Sunday, March 15, 2009

I Do NOT Collect Flamingoes


I never intended to collect flamingoes.  The flock just sort of grew on its own.  The first one came as a birthday joke, the second must have blown off a truck on its way to the dumpster because it was sunfaded and missing its wire legs when I found it on the ditchbank near our house.   Whimsically, I declared that it was a sign that I should provide a refuge for flamingoes that had outlived their usefulness as lawn ornaments and I put the two of them down in the edge of the woods where they could live out their plastic lives in peace, away from the jeering eyes of landscape snobs.

A young friend brought me two that had been abandoned by their owners, and a month later, she showed up with a sad specimen that she had “liberated” from someone’s yard.  Its head was missing.  I took the three of them in.

As word of this lunacy spread, more birds arrived, wingless, legless, some with holes in their sides.  How could I turn away any these battered, neglected creatures?

Then more friends sent a whole pink and shiny flock for one of my “big O” birthdays, and my brother gleefully added a couple that must have broken out of prison for they wear black-and-white stripes.

Last year some anonymous jokester sneaked in three more birds:  two decorated with pink crystals, the third made of metal that has since faded to a becoming blue.  No one has ever admitted to the deed.

The flock now numbers about fifty and when the sun filters through the trees at the perfect angle, the little copse takes on a distinctly pink glow.  On a recent sunny day, the UPS delivery man started to drive out of the yard, then braked and backed up to call through his open window,  “If you don’t mind my asking, ma’am, what the heck have you got down there?”

Because of the refuge, friends think I am enamored of all things flamingo.  Trust me, I am not.  There is nothing flamingo in my house despite their best efforts with ceramic flamingo mugs, resin flamingo computer ornaments, ballpoint pens topped with pink feathers, flamingo snow domes.  All are immediately sent out to join the flock, where they will sink or swim or slowly disintegrate. 

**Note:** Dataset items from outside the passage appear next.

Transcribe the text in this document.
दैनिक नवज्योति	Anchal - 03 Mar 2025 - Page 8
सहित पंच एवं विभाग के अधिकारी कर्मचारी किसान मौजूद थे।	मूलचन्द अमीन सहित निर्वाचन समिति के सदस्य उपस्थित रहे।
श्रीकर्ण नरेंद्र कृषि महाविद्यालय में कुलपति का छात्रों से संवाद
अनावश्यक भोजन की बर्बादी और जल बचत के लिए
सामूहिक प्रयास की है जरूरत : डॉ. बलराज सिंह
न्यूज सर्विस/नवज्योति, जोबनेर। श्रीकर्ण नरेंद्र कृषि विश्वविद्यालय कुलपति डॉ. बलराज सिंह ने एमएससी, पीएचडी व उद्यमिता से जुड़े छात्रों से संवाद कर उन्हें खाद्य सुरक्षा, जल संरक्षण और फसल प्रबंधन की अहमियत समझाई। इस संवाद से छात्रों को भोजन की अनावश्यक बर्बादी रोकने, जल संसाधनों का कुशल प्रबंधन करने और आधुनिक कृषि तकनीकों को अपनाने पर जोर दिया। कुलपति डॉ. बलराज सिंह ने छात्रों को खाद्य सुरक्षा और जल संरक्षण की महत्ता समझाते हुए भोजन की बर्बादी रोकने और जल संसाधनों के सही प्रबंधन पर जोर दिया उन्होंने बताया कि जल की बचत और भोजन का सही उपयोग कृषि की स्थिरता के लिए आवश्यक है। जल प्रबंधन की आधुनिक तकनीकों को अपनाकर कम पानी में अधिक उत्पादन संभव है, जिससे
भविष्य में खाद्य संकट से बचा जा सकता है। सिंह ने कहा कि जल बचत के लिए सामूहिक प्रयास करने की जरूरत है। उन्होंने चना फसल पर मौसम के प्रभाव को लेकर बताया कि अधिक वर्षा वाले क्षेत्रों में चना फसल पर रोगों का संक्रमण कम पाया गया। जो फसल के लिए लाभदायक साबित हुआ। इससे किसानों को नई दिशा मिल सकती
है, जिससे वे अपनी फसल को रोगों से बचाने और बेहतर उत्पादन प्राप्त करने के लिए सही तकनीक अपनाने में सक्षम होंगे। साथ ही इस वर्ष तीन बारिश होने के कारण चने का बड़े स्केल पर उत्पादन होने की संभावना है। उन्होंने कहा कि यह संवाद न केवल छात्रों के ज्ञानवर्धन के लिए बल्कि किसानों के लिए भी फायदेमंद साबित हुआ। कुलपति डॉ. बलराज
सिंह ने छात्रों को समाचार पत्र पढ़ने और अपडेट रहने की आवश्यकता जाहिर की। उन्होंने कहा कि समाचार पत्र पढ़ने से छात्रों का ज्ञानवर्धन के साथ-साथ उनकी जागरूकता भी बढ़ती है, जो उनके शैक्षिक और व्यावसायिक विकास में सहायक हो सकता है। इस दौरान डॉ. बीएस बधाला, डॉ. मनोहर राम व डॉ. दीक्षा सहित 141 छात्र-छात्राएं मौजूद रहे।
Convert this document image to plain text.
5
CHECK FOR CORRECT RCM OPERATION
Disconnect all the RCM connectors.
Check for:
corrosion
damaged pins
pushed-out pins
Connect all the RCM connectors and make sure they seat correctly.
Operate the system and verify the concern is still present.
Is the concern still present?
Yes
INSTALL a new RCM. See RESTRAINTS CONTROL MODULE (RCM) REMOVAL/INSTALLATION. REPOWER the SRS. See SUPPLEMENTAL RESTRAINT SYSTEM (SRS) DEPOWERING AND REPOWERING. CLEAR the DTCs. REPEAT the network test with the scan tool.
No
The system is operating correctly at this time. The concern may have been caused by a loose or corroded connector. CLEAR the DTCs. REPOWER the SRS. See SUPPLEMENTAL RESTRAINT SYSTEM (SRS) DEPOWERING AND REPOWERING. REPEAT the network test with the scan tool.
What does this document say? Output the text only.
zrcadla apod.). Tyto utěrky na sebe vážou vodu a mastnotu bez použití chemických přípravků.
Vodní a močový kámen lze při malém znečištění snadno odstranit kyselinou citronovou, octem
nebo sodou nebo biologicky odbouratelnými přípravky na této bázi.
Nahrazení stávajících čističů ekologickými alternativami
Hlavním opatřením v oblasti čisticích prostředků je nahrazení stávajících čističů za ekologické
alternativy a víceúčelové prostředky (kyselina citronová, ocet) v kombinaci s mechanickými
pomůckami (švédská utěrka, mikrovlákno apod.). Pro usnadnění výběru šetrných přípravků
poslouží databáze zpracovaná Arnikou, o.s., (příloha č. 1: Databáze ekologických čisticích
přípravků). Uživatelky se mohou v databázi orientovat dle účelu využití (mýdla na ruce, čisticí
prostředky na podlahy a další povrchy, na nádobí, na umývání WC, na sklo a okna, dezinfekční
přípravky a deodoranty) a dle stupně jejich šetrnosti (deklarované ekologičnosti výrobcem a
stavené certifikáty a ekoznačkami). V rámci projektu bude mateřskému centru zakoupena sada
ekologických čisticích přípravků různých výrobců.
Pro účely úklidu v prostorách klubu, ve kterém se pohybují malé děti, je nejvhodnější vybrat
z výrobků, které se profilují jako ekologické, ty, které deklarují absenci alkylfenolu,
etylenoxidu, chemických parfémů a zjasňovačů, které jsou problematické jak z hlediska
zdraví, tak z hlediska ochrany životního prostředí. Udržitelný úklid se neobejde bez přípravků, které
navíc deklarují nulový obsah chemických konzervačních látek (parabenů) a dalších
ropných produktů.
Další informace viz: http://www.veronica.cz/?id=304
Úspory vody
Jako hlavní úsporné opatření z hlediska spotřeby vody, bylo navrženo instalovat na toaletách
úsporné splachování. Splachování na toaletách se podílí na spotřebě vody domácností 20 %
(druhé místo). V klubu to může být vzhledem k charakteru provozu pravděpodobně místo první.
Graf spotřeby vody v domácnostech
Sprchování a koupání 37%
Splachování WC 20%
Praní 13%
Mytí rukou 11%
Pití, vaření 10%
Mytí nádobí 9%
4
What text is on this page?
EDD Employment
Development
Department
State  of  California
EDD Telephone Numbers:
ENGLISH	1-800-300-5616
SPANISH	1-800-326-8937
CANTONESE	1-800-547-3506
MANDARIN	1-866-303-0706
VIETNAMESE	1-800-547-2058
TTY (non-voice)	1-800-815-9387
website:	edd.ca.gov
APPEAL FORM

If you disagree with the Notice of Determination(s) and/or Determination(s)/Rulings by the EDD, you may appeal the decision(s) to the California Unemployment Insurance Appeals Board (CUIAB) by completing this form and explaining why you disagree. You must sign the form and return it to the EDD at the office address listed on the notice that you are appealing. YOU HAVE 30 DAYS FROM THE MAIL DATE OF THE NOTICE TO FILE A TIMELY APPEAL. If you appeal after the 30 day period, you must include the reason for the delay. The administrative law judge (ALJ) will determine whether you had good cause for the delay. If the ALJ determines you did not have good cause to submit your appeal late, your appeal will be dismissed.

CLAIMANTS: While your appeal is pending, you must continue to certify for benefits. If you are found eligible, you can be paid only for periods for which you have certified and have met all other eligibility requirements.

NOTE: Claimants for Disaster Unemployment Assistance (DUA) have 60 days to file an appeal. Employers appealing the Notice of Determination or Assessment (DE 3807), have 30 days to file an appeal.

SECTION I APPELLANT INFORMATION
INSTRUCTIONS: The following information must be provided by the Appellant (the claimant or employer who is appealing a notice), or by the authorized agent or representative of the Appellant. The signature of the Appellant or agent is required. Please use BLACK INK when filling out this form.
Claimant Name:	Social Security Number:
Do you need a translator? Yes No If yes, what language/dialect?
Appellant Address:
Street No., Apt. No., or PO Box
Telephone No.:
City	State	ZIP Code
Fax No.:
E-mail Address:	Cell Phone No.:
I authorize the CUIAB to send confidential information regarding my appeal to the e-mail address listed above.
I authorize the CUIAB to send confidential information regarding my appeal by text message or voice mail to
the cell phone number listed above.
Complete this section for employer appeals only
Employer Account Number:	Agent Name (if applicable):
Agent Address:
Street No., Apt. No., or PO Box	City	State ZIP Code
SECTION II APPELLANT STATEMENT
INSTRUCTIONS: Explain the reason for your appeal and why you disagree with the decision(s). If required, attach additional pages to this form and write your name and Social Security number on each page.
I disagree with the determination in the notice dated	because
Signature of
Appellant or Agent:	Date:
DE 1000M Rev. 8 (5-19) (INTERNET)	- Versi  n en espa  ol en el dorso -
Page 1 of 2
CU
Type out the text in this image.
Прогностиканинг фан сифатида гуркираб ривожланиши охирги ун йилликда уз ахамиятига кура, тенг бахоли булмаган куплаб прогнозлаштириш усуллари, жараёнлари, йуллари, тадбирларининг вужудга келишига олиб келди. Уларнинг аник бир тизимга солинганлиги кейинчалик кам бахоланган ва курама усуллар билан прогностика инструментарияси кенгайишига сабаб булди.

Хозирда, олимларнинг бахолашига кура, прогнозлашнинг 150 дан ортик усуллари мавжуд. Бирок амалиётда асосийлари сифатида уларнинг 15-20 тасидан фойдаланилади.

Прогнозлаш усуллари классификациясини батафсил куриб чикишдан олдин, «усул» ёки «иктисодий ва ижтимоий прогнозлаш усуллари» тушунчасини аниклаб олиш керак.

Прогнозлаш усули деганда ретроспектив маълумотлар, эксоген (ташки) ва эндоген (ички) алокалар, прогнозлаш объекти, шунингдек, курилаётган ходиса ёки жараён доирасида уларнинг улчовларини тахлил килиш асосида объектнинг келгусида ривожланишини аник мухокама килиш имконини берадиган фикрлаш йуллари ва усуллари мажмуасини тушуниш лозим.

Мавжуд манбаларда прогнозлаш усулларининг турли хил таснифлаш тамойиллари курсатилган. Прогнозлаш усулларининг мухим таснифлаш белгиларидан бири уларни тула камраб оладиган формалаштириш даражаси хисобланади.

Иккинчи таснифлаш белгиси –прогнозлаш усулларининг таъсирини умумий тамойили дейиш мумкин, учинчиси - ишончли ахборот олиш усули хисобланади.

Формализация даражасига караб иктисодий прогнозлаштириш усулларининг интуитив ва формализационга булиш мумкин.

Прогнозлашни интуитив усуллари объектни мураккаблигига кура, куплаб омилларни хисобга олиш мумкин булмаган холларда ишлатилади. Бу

I have a friend who once bought herself a small porcelain turtle to sit on her kitchen windowsill, innocently remarking that she had always liked turtles.  That’s all her friends and family had to hear.  “Ooooh, let’s bring her back one of those cute turtle souvenirs,” they say when they’re on vacation.  Or, “Wouldn’t those turtle-printed dishtowels be a perfect Christmas gift for her?”  My friend’s house is now overrun with turtles.  There’s a turtle-shaped footstool in her den, turtle-topped ceramic soup tureen on the sideboard, framed turtle pictures and a turtle-shaped soap dish in her bathroom.  A whatnot cabinet is filled with crystal turtles, hand-painted turtles from Mexico, dimestore turtles from her grandchildren.    

I know what would happen if I ever let the first flamingo stay inside my house.  It would be the camel’s nose under the tent flap, so let me say it one more time:  I do NOT collect flamingoes.  Are we clear on this?